Whilst an interrupt is set up to allow the MPU-6000 to interrupt the Atmel 
processor when a data sample is ready, and this interrupt triggers the function 
void MPU6000_data_int() in MPU6000.pde, the main processing loop does not use 
it, instead using a 20 millisecond loop timer.  Thus, the sample generation and 
consumption are asynchronous (or plesiochronous), and there will be times when 
a sample read hits the point at which the new sample is being updated by the 
sensor (a sync slip), giving incoherent samples, and maybe even incoherent 
upper/lower bytes values.

The accelerometer scaling configuration is confusing.  The code in MPU6000.pde 
is as follows:

MPU6000_SPI_write(MPUREG_ACCEL_CONFIG,0x08); // Accel scale 4g (4096LSB/g)

The constant 0x08 corresponds to an FSD of +/-4g according to the sensor 
datasheet, but this also means a scaling of 8192LSB/g.  Experiment shows the 
sensor returning values around 4096 when static, suggesting that there is an 
inconsistency somewhere in the code, or in the data sheet.

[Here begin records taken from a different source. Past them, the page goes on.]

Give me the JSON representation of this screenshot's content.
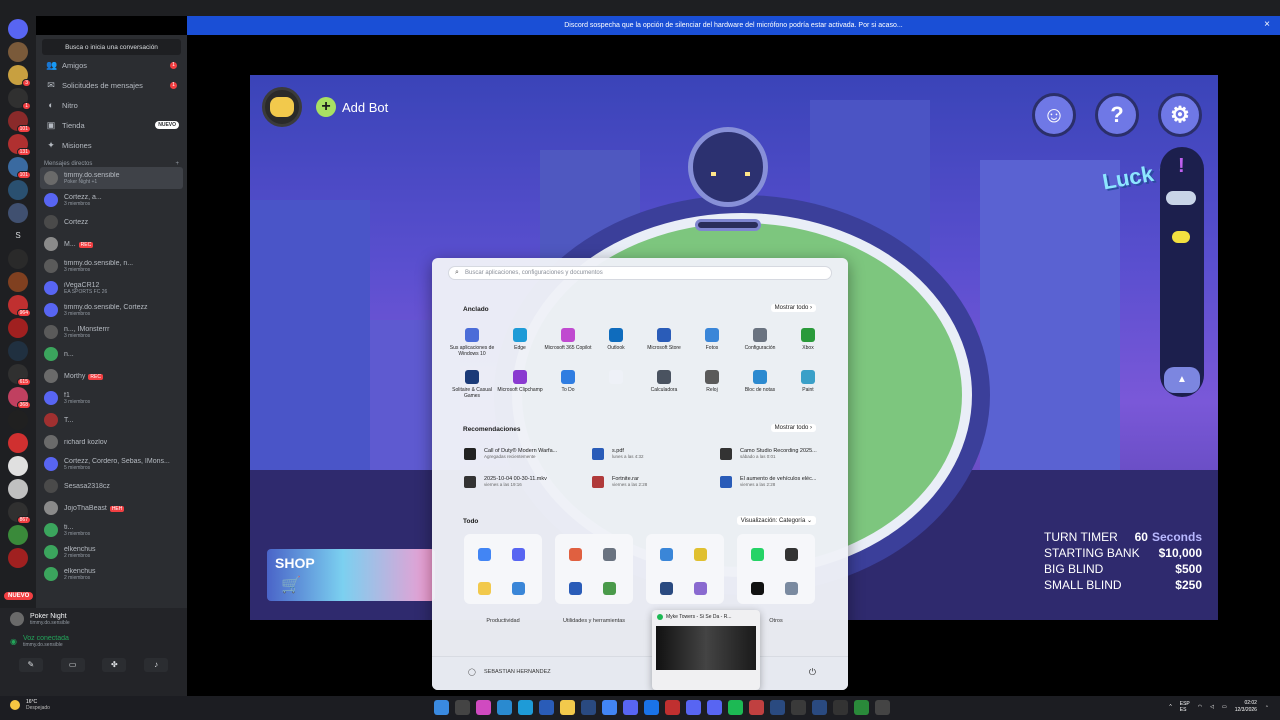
{
  "notice": {
    "text": "Discord sospecha que la opción de silenciar del hardware del micrófono podría estar activada. Por si acaso...",
    "close": "×"
  },
  "guilds": {
    "items": [
      {
        "color": "#5865f2",
        "badge": ""
      },
      {
        "color": "#7a5a3a",
        "badge": ""
      },
      {
        "color": "#c8a040",
        "badge": "3"
      },
      {
        "color": "#303030",
        "badge": "1"
      },
      {
        "color": "#8a2a2a",
        "badge": "101"
      },
      {
        "color": "#b03030",
        "badge": "131"
      },
      {
        "color": "#3a6aa0",
        "badge": "101"
      },
      {
        "color": "#2a5070",
        "badge": ""
      },
      {
        "color": "#405070",
        "badge": ""
      },
      {
        "color": "#2a2a2a",
        "badge": ""
      },
      {
        "color": "#804020",
        "badge": ""
      },
      {
        "color": "#c03030",
        "badge": "964"
      },
      {
        "color": "#a02020",
        "badge": ""
      },
      {
        "color": "#203040",
        "badge": ""
      },
      {
        "color": "#303030",
        "badge": "615"
      },
      {
        "color": "#c04060",
        "badge": "368"
      },
      {
        "color": "#202020",
        "badge": ""
      },
      {
        "color": "#d03030",
        "badge": ""
      },
      {
        "color": "#e0e0e0",
        "badge": ""
      },
      {
        "color": "#c0c0c0",
        "badge": ""
      },
      {
        "color": "#303030",
        "badge": "867"
      },
      {
        "color": "#3a8a3a",
        "badge": ""
      },
      {
        "color": "#a02020",
        "badge": ""
      }
    ],
    "s_label": "S",
    "nuevo": "NUEVO"
  },
  "dm": {
    "search": "Busca o inicia una conversación",
    "nav": [
      {
        "label": "Amigos",
        "icon": "👥",
        "badge": "1"
      },
      {
        "label": "Solicitudes de mensajes",
        "icon": "✉",
        "badge": "1"
      },
      {
        "label": "Nitro",
        "icon": "◐",
        "badge": ""
      },
      {
        "label": "Tienda",
        "icon": "▣",
        "badge": ""
      },
      {
        "label": "Misiones",
        "icon": "✦",
        "badge": ""
      }
    ],
    "tienda_new": "NUEVO",
    "header": "Mensajes directos",
    "header_add": "+",
    "rows": [
      {
        "name": "timmy.do.sensible",
        "sub": "Poker Night +1",
        "color": "#6a6a6a",
        "rec": ""
      },
      {
        "name": "Cortezz, a...",
        "sub": "3 miembros",
        "color": "#5865f2",
        "rec": ""
      },
      {
        "name": "Cortezz",
        "sub": "",
        "color": "#4a4a4a",
        "rec": ""
      },
      {
        "name": "M...",
        "sub": "",
        "color": "#8a8a8a",
        "rec": "REC"
      },
      {
        "name": "timmy.do.sensible, n...",
        "sub": "3 miembros",
        "color": "#5a5a5a",
        "rec": ""
      },
      {
        "name": "iVegaCR12",
        "sub": "EA SPORTS FC 26",
        "color": "#5865f2",
        "rec": ""
      },
      {
        "name": "timmy.do.sensible, Cortezz",
        "sub": "3 miembros",
        "color": "#5865f2",
        "rec": ""
      },
      {
        "name": "n..., IMonsterrr",
        "sub": "3 miembros",
        "color": "#5a5a5a",
        "rec": ""
      },
      {
        "name": "n...",
        "sub": "",
        "color": "#3ba55d",
        "rec": ""
      },
      {
        "name": "Morthy",
        "sub": "",
        "color": "#6a6a6a",
        "rec": "REC"
      },
      {
        "name": "f1",
        "sub": "3 miembros",
        "color": "#5865f2",
        "rec": ""
      },
      {
        "name": "T...",
        "sub": "",
        "color": "#a03030",
        "rec": ""
      },
      {
        "name": "richard kozlov",
        "sub": "",
        "color": "#6a6a6a",
        "rec": ""
      },
      {
        "name": "Cortezz, Cordero, Sebas, IMons...",
        "sub": "5 miembros",
        "color": "#5865f2",
        "rec": ""
      },
      {
        "name": "Sesasa2318cz",
        "sub": "",
        "color": "#4a4a4a",
        "rec": ""
      },
      {
        "name": "JojoThaBeast",
        "sub": "",
        "color": "#8a8a8a",
        "rec": "HEH"
      },
      {
        "name": "ti...",
        "sub": "3 miembros",
        "color": "#3ba55d",
        "rec": ""
      },
      {
        "name": "elkenchus",
        "sub": "2 miembros",
        "color": "#3ba55d",
        "rec": ""
      },
      {
        "name": "elkenchus",
        "sub": "2 miembros",
        "color": "#3ba55d",
        "rec": ""
      }
    ]
  },
  "userpanel": {
    "activity_title": "Poker Night",
    "activity_sub": "timmy.do.sensible",
    "voice": "Voz conectada",
    "voice_sub": "timmy.do.sensible"
  },
  "game": {
    "add_bot": "Add Bot",
    "buttons": [
      {
        "symbol": "☺",
        "icon": "smiley-icon"
      },
      {
        "symbol": "?",
        "icon": "help-icon"
      },
      {
        "symbol": "⚙",
        "icon": "gear-icon"
      }
    ],
    "lucky": "Luck City",
    "shop": "SHOP",
    "timer": {
      "turn_timer_label": "TURN TIMER",
      "turn_timer_value": "60",
      "turn_timer_unit": "Seconds",
      "starting_bank_label": "STARTING BANK",
      "starting_bank_value": "$10,000",
      "big_blind_label": "BIG BLIND",
      "big_blind_value": "$500",
      "small_blind_label": "SMALL BLIND",
      "small_blind_value": "$250"
    }
  },
  "startmenu": {
    "search_placeholder": "Buscar aplicaciones, configuraciones y documentos",
    "pinned_title": "Anclado",
    "show_all": "Mostrar todo  ›",
    "pinned": [
      {
        "label": "Sus aplicaciones de Windows 10",
        "color": "#4b6cd8"
      },
      {
        "label": "Edge",
        "color": "#1e9bd7"
      },
      {
        "label": "Microsoft 365 Copilot",
        "color": "#c04ad0"
      },
      {
        "label": "Outlook",
        "color": "#0f6cbd"
      },
      {
        "label": "Microsoft Store",
        "color": "#2a5cb8"
      },
      {
        "label": "Fotos",
        "color": "#3a86d8"
      },
      {
        "label": "Configuración",
        "color": "#6a7380"
      },
      {
        "label": "Xbox",
        "color": "#2a9a3a"
      },
      {
        "label": "Solitaire & Casual Games",
        "color": "#1b3a78"
      },
      {
        "label": "Microsoft Clipchamp",
        "color": "#8a3ad0"
      },
      {
        "label": "To Do",
        "color": "#2f7de1"
      },
      {
        "label": "",
        "color": "#eef1f7"
      },
      {
        "label": "Calculadora",
        "color": "#4a5360"
      },
      {
        "label": "Reloj",
        "color": "#5a5a5a"
      },
      {
        "label": "Bloc de notas",
        "color": "#2c8ad0"
      },
      {
        "label": "Paint",
        "color": "#3aa0c8"
      }
    ],
    "rec_title": "Recomendaciones",
    "rec_more": "Mostrar todo  ›",
    "recs": [
      {
        "title": "Call of Duty® Modern Warfa...",
        "sub": "Agregadas recientemente",
        "color": "#222"
      },
      {
        "title": "s.pdf",
        "sub": "lunes a las 4:32",
        "color": "#2a5cb8"
      },
      {
        "title": "Camo Studio Recording 2025...",
        "sub": "sábado a las 0:01",
        "color": "#333"
      },
      {
        "title": "2025-10-04 00-30-11.mkv",
        "sub": "viernes a las 19:16",
        "color": "#333"
      },
      {
        "title": "Fortnite.rar",
        "sub": "viernes a las 2:28",
        "color": "#b03a3a"
      },
      {
        "title": "El aumento de vehículos eléc...",
        "sub": "viernes a las 2:28",
        "color": "#2a5cb8"
      }
    ],
    "all_title": "Todo",
    "view": "Visualización: Categoría  ⌄",
    "categories": [
      {
        "label": "Productividad",
        "icons": [
          "#4285f4",
          "#5865f2",
          "#f2c94c",
          "#3a86d8"
        ]
      },
      {
        "label": "Utilidades y herramientas",
        "icons": [
          "#e06040",
          "#6a7380",
          "#2a5cb8",
          "#4a9a4a"
        ]
      },
      {
        "label": "",
        "icons": [
          "#3a86d8",
          "#e0c030",
          "#2a4a80",
          "#8a6ad0"
        ]
      },
      {
        "label": "Otros",
        "icons": [
          "#25d366",
          "#333",
          "#111",
          "#7a8aa0"
        ]
      }
    ],
    "user": "SEBASTIAN HERNANDEZ",
    "power": "⏻"
  },
  "preview": {
    "title": "Myke Towers - Si Se Da - R..."
  },
  "taskbar": {
    "temp": "16°C",
    "weather": "Despejado",
    "icons": [
      "#3a8ae0",
      "#444",
      "#d04ac0",
      "#2a8ad0",
      "#1e9bd7",
      "#2a5cb8",
      "#f2c94c",
      "#2a4a80",
      "#4285f4",
      "#5865f2",
      "#1a73e8",
      "#c03030",
      "#5865f2",
      "#5865f2",
      "#1db954",
      "#c04040",
      "#2a4a80",
      "#3a3a3a",
      "#2a4a80",
      "#333",
      "#2a8a3a",
      "#444"
    ],
    "lang": "ESP",
    "lang2": "ES",
    "time": "02:02",
    "date": "12/3/2026"
  }
}
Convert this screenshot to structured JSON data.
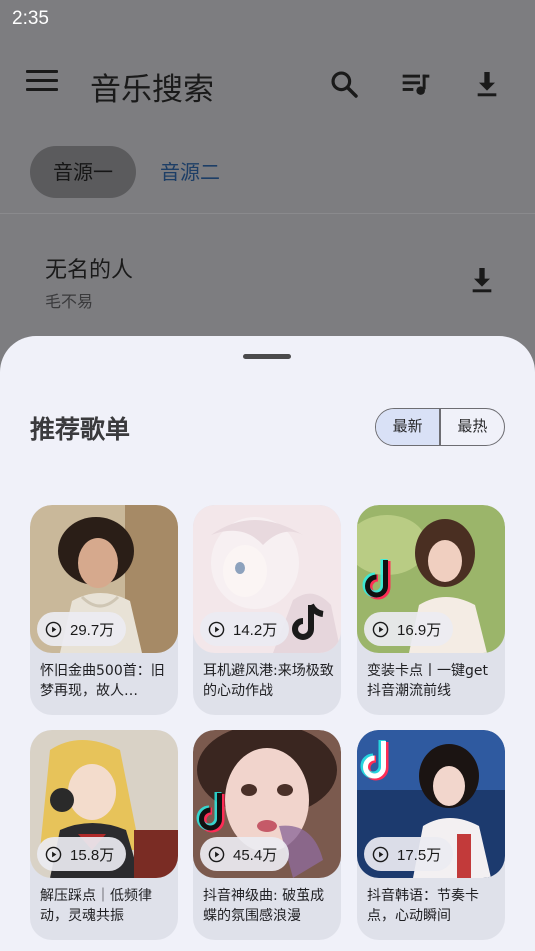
{
  "status_bar": {
    "time": "2:35"
  },
  "toolbar": {
    "title": "音乐搜索"
  },
  "tabs": [
    {
      "label": "音源一",
      "active": true
    },
    {
      "label": "音源二",
      "active": false
    }
  ],
  "results": [
    {
      "title": "无名的人",
      "artist": "毛不易"
    }
  ],
  "sheet": {
    "title": "推荐歌单",
    "sort": {
      "options": [
        "最新",
        "最热"
      ],
      "selected": "最新"
    },
    "playlists": [
      {
        "plays": "29.7万",
        "title": "怀旧金曲500首：旧梦再现，故人…"
      },
      {
        "plays": "14.2万",
        "title": "耳机避风港:来场极致的心动作战"
      },
      {
        "plays": "16.9万",
        "title": "变装卡点丨一键get抖音潮流前线"
      },
      {
        "plays": "15.8万",
        "title": "解压踩点｜低频律动，灵魂共振"
      },
      {
        "plays": "45.4万",
        "title": "抖音神级曲: 破茧成蝶的氛围感浪漫"
      },
      {
        "plays": "17.5万",
        "title": "抖音韩语：节奏卡点，心动瞬间"
      }
    ]
  },
  "colors": {
    "sheet_bg": "#f0f1f9",
    "scrim": "#7d7d80",
    "accent_tab": "#1d3e66",
    "selected_segment": "#d9e1f6"
  }
}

Since we do not know the design intent or design requirements for this code, 
it's hard for us to say what is right or wrong; maybe someone more familiar 
with the ArduIMU design and implementation could comment on these issues.  
Thanks.

Original issue reported on code.google.com by cola...@paranoiaproducts.co.uk on 6 Feb 2013 at 6:29

GoogleCodeExporter commented 9 years ago
You are right about the Accel_config inconsistency.
The value is directly connected to the gravity value in the arduimu.ino file.
Each AFS_SEL value has it's own gravity value.
The Gravity value specified in the Arduimu.ino (4096) works fine with AFS_SEL = 
3 (+- 16g)
To do this you are supposed to modify the MPU6000 line in:
MPU6000_SPI_write(MPUREG_ACCEL_CONFIG,0x18);
and the gravity value can remain:
#define GRAVITY 4096
I tried to set the accelerometers to 4 and 8 g with the relative gravity 
factors, but the centrifugal correction didn't seem to work properly.